2. Full Year Decline and Segment Performance
For fiscal 2025, revenue totaled $392.9 million, down from $425.9 million in fiscal 2024, as volume declines in U.S. concrete pumping weighed on results and severe weather events disrupted project schedules. Full-year gross profit was $151.1 million versus $165.8 million, and net income attributable to common shareholders was $4.6 million, or $0.09 per diluted share, compared with $14.5 million, or $0.26 per share, last year. U.S. concrete pumping segment revenue fell to $260.5 million, resulting in a net loss of $1.9 million, while the U.S. waste management segment grew revenue by 6% to $75.4 million and delivered $5.9 million of net income. U.K. operations saw a 13% revenue decline on a constant-currency basis, generating $2.4 million of net income for the year.

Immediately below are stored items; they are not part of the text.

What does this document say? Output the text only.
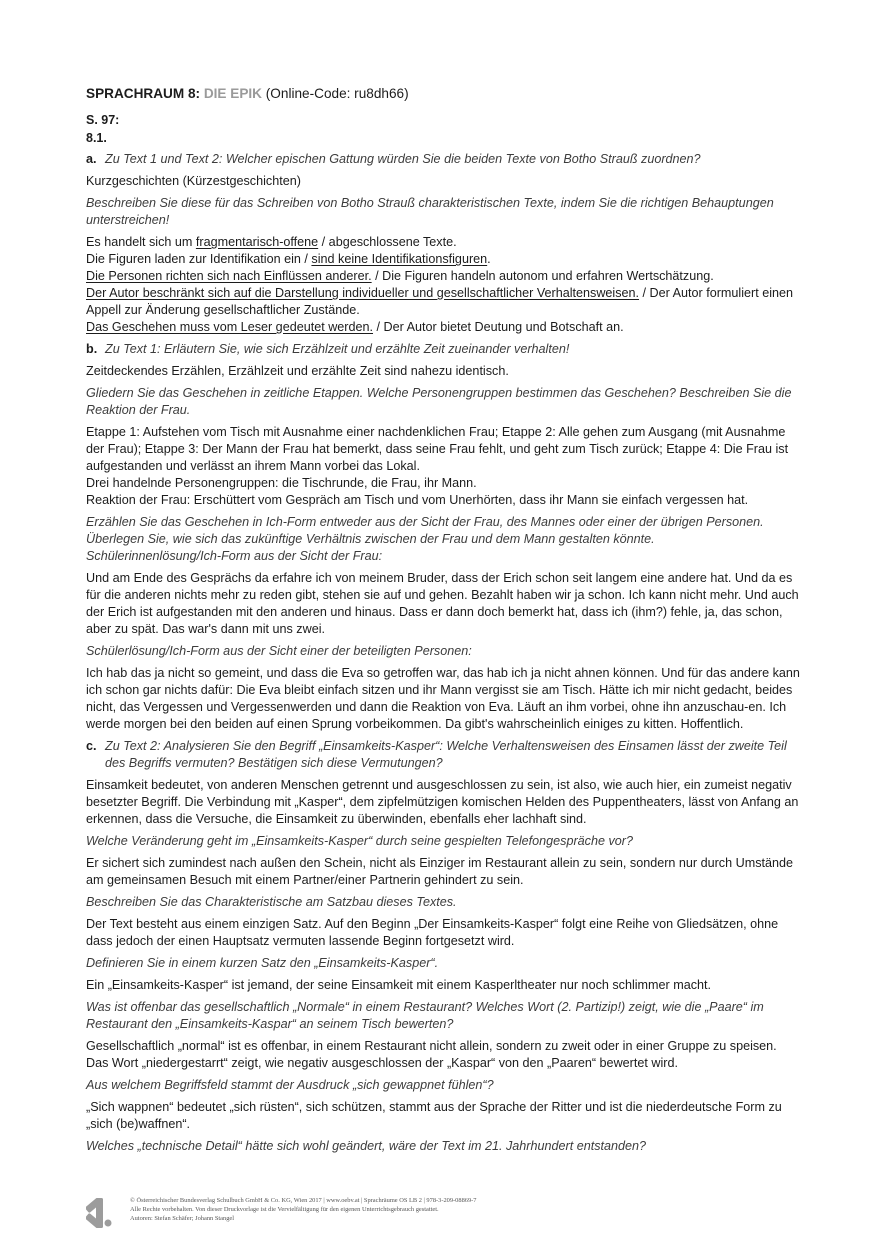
SPRACHRAUM 8: DIE EPIK (Online-Code: ru8dh66)
S. 97:
8.1.

a. Zu Text 1 und Text 2: Welcher epischen Gattung würden Sie die beiden Texte von Botho Strauß zuordnen?

Kurzgeschichten (Kürzestgeschichten)

Beschreiben Sie diese für das Schreiben von Botho Strauß charakteristischen Texte, indem Sie die richtigen Behauptungen unterstreichen!

Es handelt sich um fragmentarisch-offene / abgeschlossene Texte.

Die Figuren laden zur Identifikation ein / sind keine Identifikationsfiguren.

Die Personen richten sich nach Einflüssen anderer. / Die Figuren handeln autonom und erfahren Wertschätzung.

Der Autor beschränkt sich auf die Darstellung individueller und gesellschaftlicher Verhaltensweisen. / Der Autor formuliert einen Appell zur Änderung gesellschaftlicher Zustände.

Das Geschehen muss vom Leser gedeutet werden. / Der Autor bietet Deutung und Botschaft an.

b. Zu Text 1: Erläutern Sie, wie sich Erzählzeit und erzählte Zeit zueinander verhalten!

Zeitdeckendes Erzählen, Erzählzeit und erzählte Zeit sind nahezu identisch.

Gliedern Sie das Geschehen in zeitliche Etappen. Welche Personengruppen bestimmen das Geschehen? Beschreiben Sie die Reaktion der Frau.

Etappe 1: Aufstehen vom Tisch mit Ausnahme einer nachdenklichen Frau; Etappe 2: Alle gehen zum Ausgang (mit Ausnahme der Frau); Etappe 3: Der Mann der Frau hat bemerkt, dass seine Frau fehlt, und geht zum Tisch zurück; Etappe 4: Die Frau ist aufgestanden und verlässt an ihrem Mann vorbei das Lokal.

Drei handelnde Personengruppen: die Tischrunde, die Frau, ihr Mann.

Reaktion der Frau: Erschüttert vom Gespräch am Tisch und vom Unerhörten, dass ihr Mann sie einfach vergessen hat.

Erzählen Sie das Geschehen in Ich-Form entweder aus der Sicht der Frau, des Mannes oder einer der übrigen Personen. Überlegen Sie, wie sich das zukünftige Verhältnis zwischen der Frau und dem Mann gestalten könnte.

Schülerinnenlösung/Ich-Form aus der Sicht der Frau:

Und am Ende des Gesprächs da erfahre ich von meinem Bruder, dass der Erich schon seit langem eine andere hat. Und da es für die anderen nichts mehr zu reden gibt, stehen sie auf und gehen. Bezahlt haben wir ja schon. Ich kann nicht mehr. Und auch der Erich ist aufgestanden mit den anderen und hinaus. Dass er dann doch bemerkt hat, dass ich (ihm?) fehle, ja, das schon, aber zu spät. Das war's dann mit uns zwei.

Schülerlösung/Ich-Form aus der Sicht einer der beteiligten Personen:

Ich hab das ja nicht so gemeint, und dass die Eva so getroffen war, das hab ich ja nicht ahnen können. Und für das andere kann ich schon gar nichts dafür: Die Eva bleibt einfach sitzen und ihr Mann vergisst sie am Tisch. Hätte ich mir nicht gedacht, beides nicht, das Vergessen und Vergessenwerden und dann die Reaktion von Eva. Läuft an ihm vorbei, ohne ihn anzuschau-en. Ich werde morgen bei den beiden auf einen Sprung vorbeikommen. Da gibt's wahrscheinlich einiges zu kitten. Hoffentlich.

c. Zu Text 2: Analysieren Sie den Begriff „Einsamkeits-Kasper“: Welche Verhaltensweisen des Einsamen lässt der zweite Teil des Begriffs vermuten? Bestätigen sich diese Vermutungen?

Einsamkeit bedeutet, von anderen Menschen getrennt und ausgeschlossen zu sein, ist also, wie auch hier, ein zumeist negativ besetzter Begriff. Die Verbindung mit „Kasper“, dem zipfelmützigen komischen Helden des Puppentheaters, lässt von Anfang an erkennen, dass die Versuche, die Einsamkeit zu überwinden, ebenfalls eher lachhaft sind.

Welche Veränderung geht im „Einsamkeits-Kasper“ durch seine gespielten Telefongespräche vor?

Er sichert sich zumindest nach außen den Schein, nicht als Einziger im Restaurant allein zu sein, sondern nur durch Umstände am gemeinsamen Besuch mit einem Partner/einer Partnerin gehindert zu sein.

Beschreiben Sie das Charakteristische am Satzbau dieses Textes.

Der Text besteht aus einem einzigen Satz. Auf den Beginn „Der Einsamkeits-Kasper“ folgt eine Reihe von Gliedsätzen, ohne dass jedoch der einen Hauptsatz vermuten lassende Beginn fortgesetzt wird.

Definieren Sie in einem kurzen Satz den „Einsamkeits-Kasper“.

Ein „Einsamkeits-Kasper“ ist jemand, der seine Einsamkeit mit einem Kasperltheater nur noch schlimmer macht.

Was ist offenbar das gesellschaftlich „Normale“ in einem Restaurant? Welches Wort (2. Partizip!) zeigt, wie die „Paare“ im Restaurant den „Einsamkeits-Kaspar“ an seinem Tisch bewerten?

Gesellschaftlich „normal“ ist es offenbar, in einem Restaurant nicht allein, sondern zu zweit oder in einer Gruppe zu speisen.

Das Wort „niedergestarrt“ zeigt, wie negativ ausgeschlossen der „Kaspar“ von den „Paaren“ bewertet wird.

Aus welchem Begriffsfeld stammt der Ausdruck „sich gewappnet fühlen“?

„Sich wappnen“ bedeutet „sich rüsten“, sich schützen, stammt aus der Sprache der Ritter und ist die niederdeutsche Form zu „sich (be)waffnen“.

Welches „technische Detail“ hätte sich wohl geändert, wäre der Text im 21. Jahrhundert entstanden?

© Österreichischer Bundesverlag Schulbuch GmbH & Co. KG, Wien 2017 | www.oebv.at | Sprachräume OS LB 2 | 978-3-209-08869-7
Alle Rechte vorbehalten. Von dieser Druckvorlage ist die Vervielfältigung für den eigenen Unterrichtsgebrauch gestattet.
Autoren: Stefan Schäfer; Johann Stangel
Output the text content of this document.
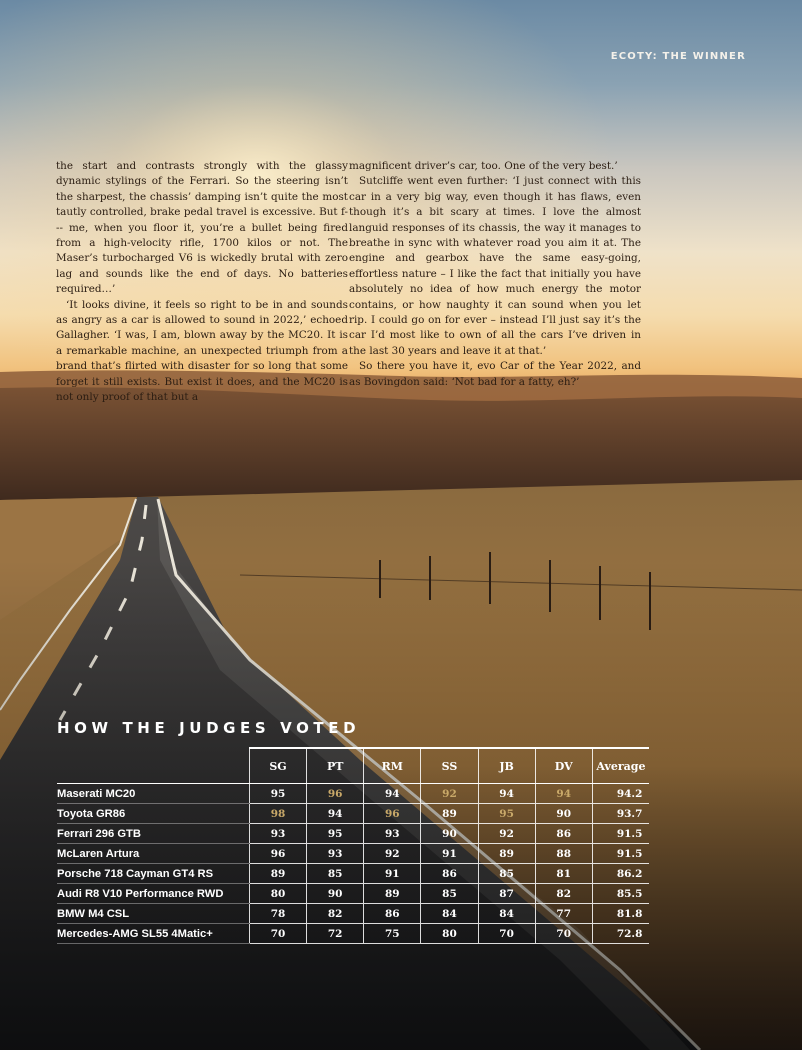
ECOTY: THE WINNER

the start and contrasts strongly with the glassy dynamic stylings of the Ferrari. So the steering isn’t the sharpest, the chassis’ damping isn’t quite the most tautly controlled, brake pedal travel is excessive. But f--- me, when you floor it, you’re a bullet being fired from a high-velocity rifle, 1700 kilos or not. The Maser’s turbocharged V6 is wickedly brutal with zero lag and sounds like the end of days. No batteries required…’

‘It looks divine, it feels so right to be in and sounds as angry as a car is allowed to sound in 2022,’ echoed Gallagher. ‘I was, I am, blown away by the MC20. It is a remarkable machine, an unexpected triumph from a brand that’s flirted with disaster for so long that some forget it still exists. But exist it does, and the MC20 is not only proof of that but a

magnificent driver’s car, too. One of the very best.’

Sutcliffe went even further: ‘I just connect with this car in a very big way, even though it has flaws, even though it’s a bit scary at times. I love the almost languid responses of its chassis, the way it manages to breathe in sync with whatever road you aim it at. The engine and gearbox have the same easy-going, effortless nature – I like the fact that initially you have absolutely no idea of how much energy the motor contains, or how naughty it can sound when you let rip. I could go on for ever – instead I’ll just say it’s the car I’d most like to own of all the cars I’ve driven in the last 30 years and leave it at that.’

So there you have it, evo Car of the Year 2022, and as Bovingdon said: ‘Not bad for a fatty, eh?’

HOW THE JUDGES VOTED
	SG	PT	RM	SS	JB	DV	Average
Maserati MC20	95	96	94	92	94	94	94.2
Toyota GR86	98	94	96	89	95	90	93.7
Ferrari 296 GTB	93	95	93	90	92	86	91.5
McLaren Artura	96	93	92	91	89	88	91.5
Porsche 718 Cayman GT4 RS	89	85	91	86	85	81	86.2
Audi R8 V10 Performance RWD	80	90	89	85	87	82	85.5
BMW M4 CSL	78	82	86	84	84	77	81.8
Mercedes-AMG SL55 4Matic+	70	72	75	80	70	70	72.8
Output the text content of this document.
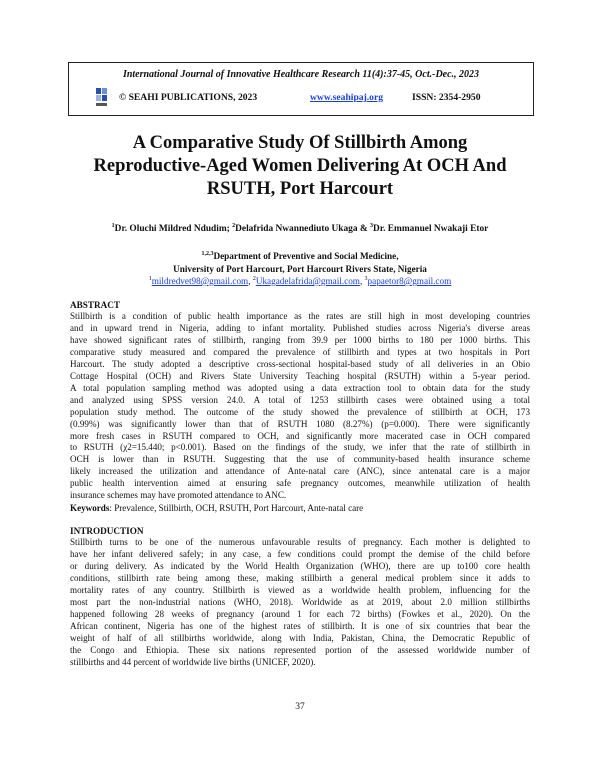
International Journal of Innovative Healthcare Research 11(4):37-45, Oct.-Dec., 2023
© SEAHI PUBLICATIONS, 2023	www.seahipaj.org	ISSN: 2354-2950
A Comparative Study Of Stillbirth Among
Reproductive-Aged Women Delivering At OCH And
RSUTH, Port Harcourt
$^1$Dr. Oluchi Mildred Ndudim; $^2$Delafrida Nwannediuto Ukaga & $^3$Dr. Emmanuel Nwakaji Etor
$^{1,2,3}$Department of Preventive and Social Medicine,
University of Port Harcourt, Port Harcourt Rivers State, Nigeria
$^1$mildredvet98@gmail.com, $^2$Ukagadelafrida@gmail.com, $^3$papaetor8@gmail.com
ABSTRACT
Stillbirth is a condition of public health importance as the rates are still high in most developing countries
and in upward trend in Nigeria, adding to infant mortality. Published studies across Nigeria's diverse areas
have showed significant rates of stillbirth, ranging from 39.9 per 1000 births to 180 per 1000 births. This
comparative study measured and compared the prevalence of stillbirth and types at two hospitals in Port
Harcourt. The study adopted a descriptive cross-sectional hospital-based study of all deliveries in an Obio
Cottage Hospital (OCH) and Rivers State University Teaching hospital (RSUTH) within a 5-year period.
A total population sampling method was adopted using a data extraction tool to obtain data for the study
and analyzed using SPSS version 24.0. A total of 1253 stillbirth cases were obtained using a total
population study method. The outcome of the study showed the prevalence of stillbirth at OCH, 173
(0.99%) was significantly lower than that of RSUTH 1080 (8.27%) (p=0.000). There were significantly
more fresh cases in RSUTH compared to OCH, and significantly more macerated case in OCH compared
to RSUTH (χ2=15.440; p<0.001). Based on the findings of the study, we infer that the rate of stillbirth in
OCH is lower than in RSUTH. Suggesting that the use of community-based health insurance scheme
likely increased the utilization and attendance of Ante-natal care (ANC), since antenatal care is a major
public health intervention aimed at ensuring safe pregnancy outcomes, meanwhile utilization of health
insurance schemes may have promoted attendance to ANC.
Keywords: Prevalence, Stillbirth, OCH, RSUTH, Port Harcourt, Ante-natal care
INTRODUCTION
Stillbirth turns to be one of the numerous unfavourable results of pregnancy. Each mother is delighted to
have her infant delivered safely; in any case, a few conditions could prompt the demise of the child before
or during delivery. As indicated by the World Health Organization (WHO), there are up to100 core health
conditions, stillbirth rate being among these, making stillbirth a general medical problem since it adds to
mortality rates of any country. Stillbirth is viewed as a worldwide health problem, influencing for the
most part the non-industrial nations (WHO, 2018). Worldwide as at 2019, about 2.0 million stillbirths
happened following 28 weeks of pregnancy (around 1 for each 72 births) (Fowkes et al., 2020). On the
African continent, Nigeria has one of the highest rates of stillbirth. It is one of six countries that bear the
weight of half of all stillbirths worldwide, along with India, Pakistan, China, the Democratic Republic of
the Congo and Ethiopia. These six nations represented portion of the assessed worldwide number of
stillbirths and 44 percent of worldwide live births (UNICEF, 2020).
37
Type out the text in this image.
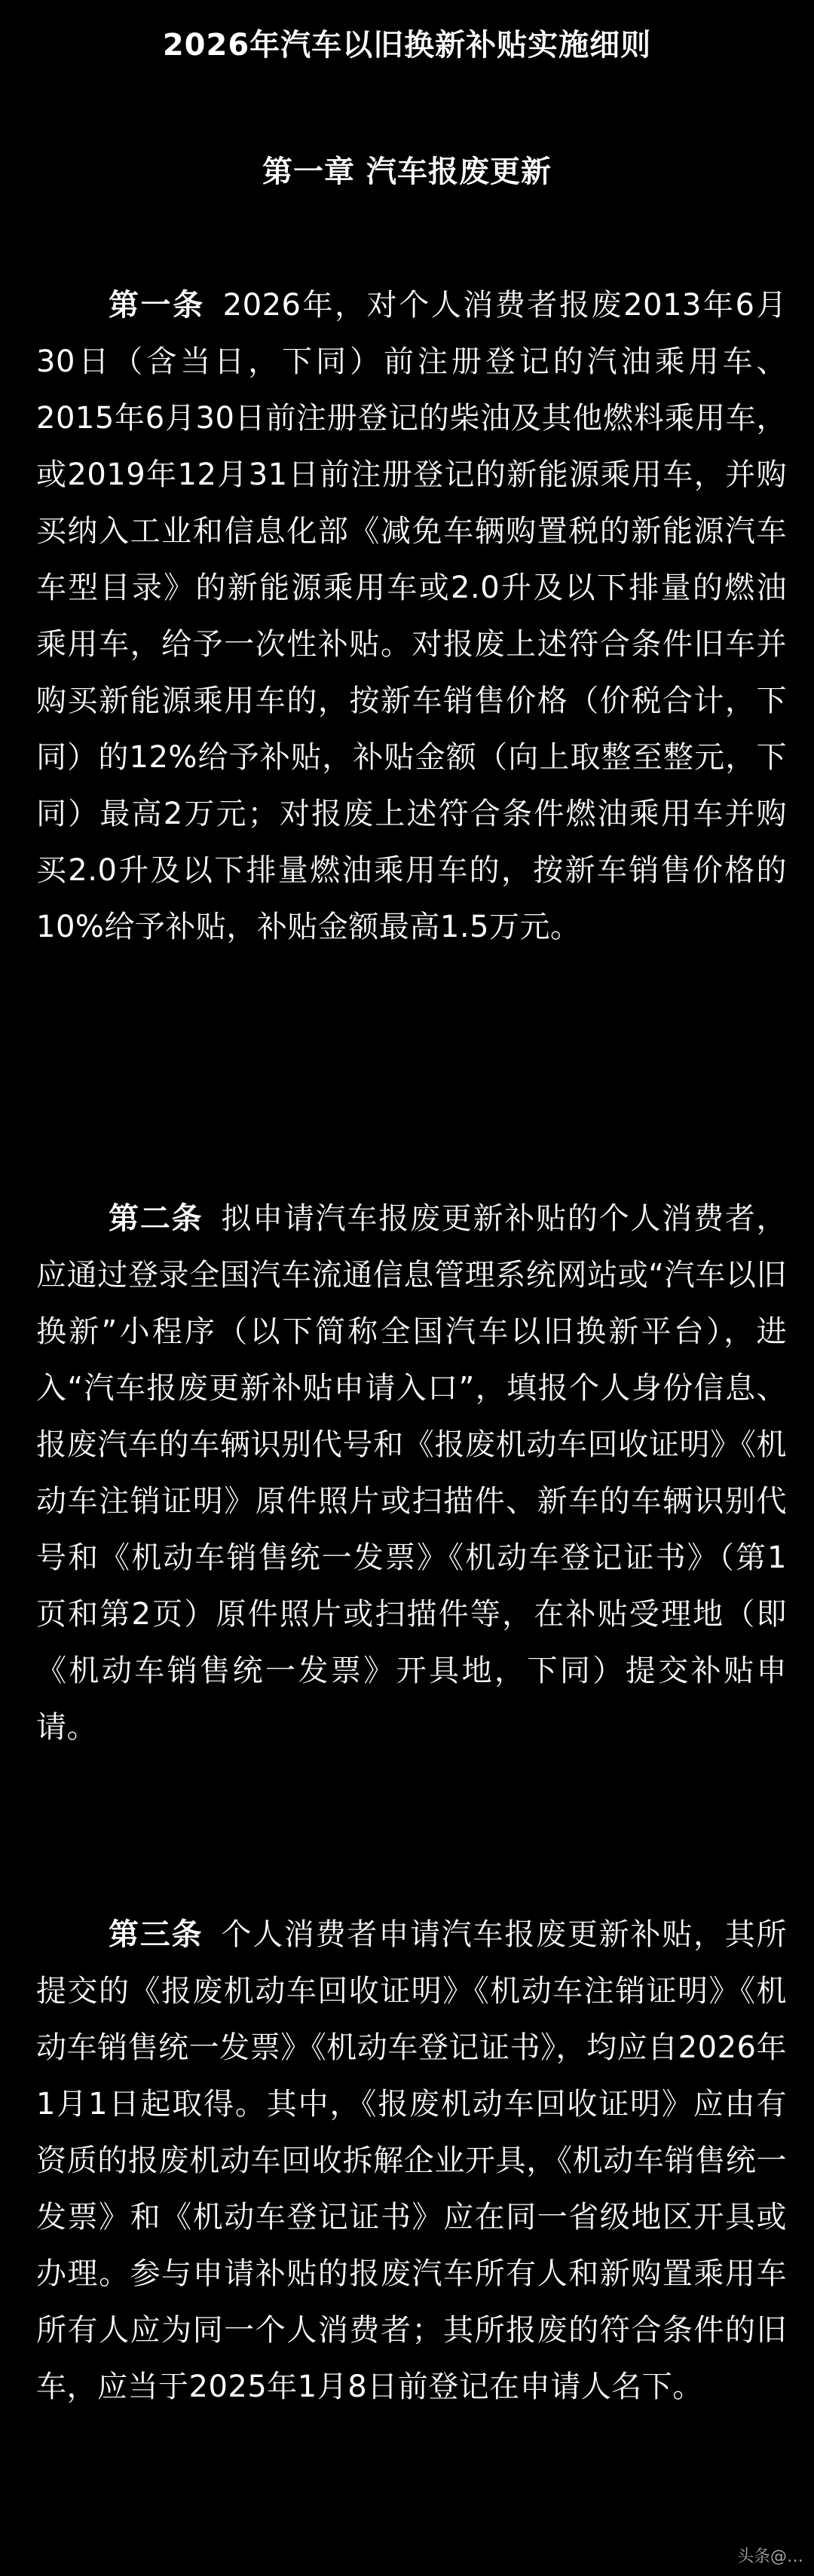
2026年汽车以旧换新补贴实施细则
第一章 汽车报废更新

第一条 2026年，对个人消费者报废2013年6月30日（含当日，下同）前注册登记的汽油乘用车、2015年6月30日前注册登记的柴油及其他燃料乘用车，或2019年12月31日前注册登记的新能源乘用车，并购买纳入工业和信息化部《减免车辆购置税的新能源汽车车型目录》的新能源乘用车或2.0升及以下排量的燃油乘用车，给予一次性补贴。对报废上述符合条件旧车并购买新能源乘用车的，按新车销售价格（价税合计，下同）的12%给予补贴，补贴金额（向上取整至整元，下同）最高2万元；对报废上述符合条件燃油乘用车并购买2.0升及以下排量燃油乘用车的，按新车销售价格的10%给予补贴，补贴金额最高1.5万元。

第二条 拟申请汽车报废更新补贴的个人消费者，应通过登录全国汽车流通信息管理系统网站或“汽车以旧换新”小程序（以下简称全国汽车以旧换新平台），进入“汽车报废更新补贴申请入口”，填报个人身份信息、报废汽车的车辆识别代号和《报废机动车回收证明》《机动车注销证明》原件照片或扫描件、新车的车辆识别代号和《机动车销售统一发票》《机动车登记证书》（第1页和第2页）原件照片或扫描件等，在补贴受理地（即《机动车销售统一发票》开具地，下同）提交补贴申请。

第三条 个人消费者申请汽车报废更新补贴，其所提交的《报废机动车回收证明》《机动车注销证明》《机动车销售统一发票》《机动车登记证书》，均应自2026年1月1日起取得。其中，《报废机动车回收证明》应由有资质的报废机动车回收拆解企业开具，《机动车销售统一发票》和《机动车登记证书》应在同一省级地区开具或办理。参与申请补贴的报废汽车所有人和新购置乘用车所有人应为同一个人消费者；其所报废的符合条件的旧车，应当于2025年1月8日前登记在申请人名下。

头条@…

3. Liquidity Position and 2026 Outlook
As of October 31, 2025, the company had $425.0 million of debt outstanding, net debt of $380.6 million and $359.5 million of total available liquidity. Management expects fiscal 2026 revenue in the range of $390.0 million to $410.0 million, Adjusted EBITDA of $90.0 million to $100.0 million and free cash flow of at least $40.0 million, reflecting continued cautious capital deployment through selective share repurchases and targeted acquisitions while preserving flexibility under upcoming emissions regulations.